The theme of this year’s BioCity Symposium, immunology, has sparked great interest. Over 400 people have registered for the Symposium that is organised on 25–26 August. The keynote speaker is Sir Peter Ratcliffe, the Nobel Prize Laureate in medicine 2019.
The BioCity organisation chose the InFLAMES Flagship as a co-organiser of this year’s BioCity Symposium. InFLAMES is a research flagship funded by the Academy of Finland bringing together expertise in immunology in Turku, and it develops immunological therapies and diagnostics based on top research. The Director of InFLAMES is Academician Sirpa Jalkanen.
Scientific Director of BioCity Turku, Professor Klaus Elenius is looking forward to an extensive review on the current research in immunology at the Symposium. The topic is extremely popular, as immunology, the study of the human immune system, is changing the treatment of diseases in an unparalleled way.
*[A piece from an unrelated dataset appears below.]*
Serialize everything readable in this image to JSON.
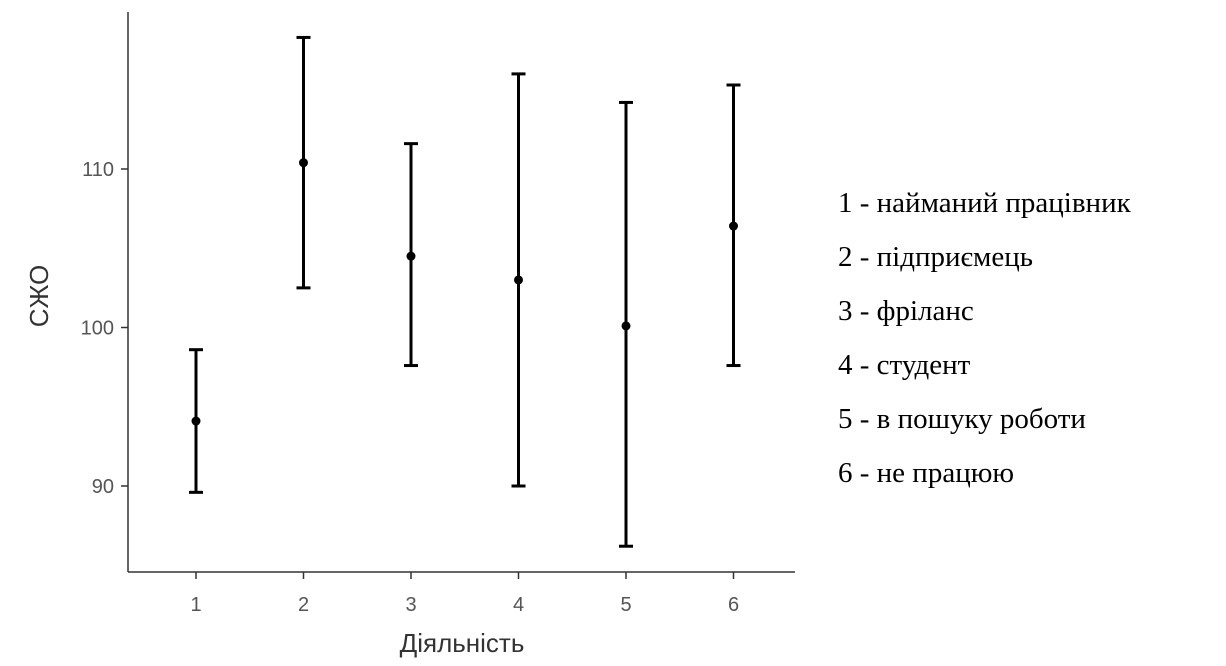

“Immunological drugs have created options, for example, to the treatment of several cancers, and they really do work. The breakthrough we have witnessed is a rare leap in any medical field,” says Professor Elenius.
The keynote speaker of the symposium, Sir Peter Ratcliffe, presents his Nobel-winning research on hypoxia. Together with two other researchers, he discovered how cells react to the lack of oxygen. The findings are also relevant to heart disease and anaemia, but hypoxia is also connected to inflammatory diseases which cause a lack of oxygen in the tissue. Ratcliffe’s keynote has been transferred to Thursday, 25 August at 4pm from what was stated in the preliminary programme.
Other speakers at the Symposium include world-class immunologists, such as Professors Eugene Butcher and Lawrence Steinman from Stanford University. Academy Research Fellow Maija Hollmén represents Finnish researchers in the Symposium’s programme. Hollmén and her research group have developed Bexmarilimab, an antibody drug for cancer. In addition to the immuno-oncological themes, the BioCity Symposium highlights observations of immunological research in neurological diseases, such as multiple sclerosis and Alzheimer’s. Professor Howard L. Weiner from Harvard Medical School discusses whether a nasal immunotherapy could be developed for these diseases.
Many of the InFLAMES visiting professors are also giving presentations at the Symposium. For example, Petter Brodin from the Karolinska Institutet presents how the immune system starts to build very early on in the human development.
The BioCity Symposium has been organised since 1991 and it is the most important annual meeting of experts in molecular medicine in Turku. The BioCity Turku organisation behind the Symposium supports the research on life science and medicine at the University of Turku and Åbo Akademi University. The Symposium is organised at the Mauno conference centre at BioCity.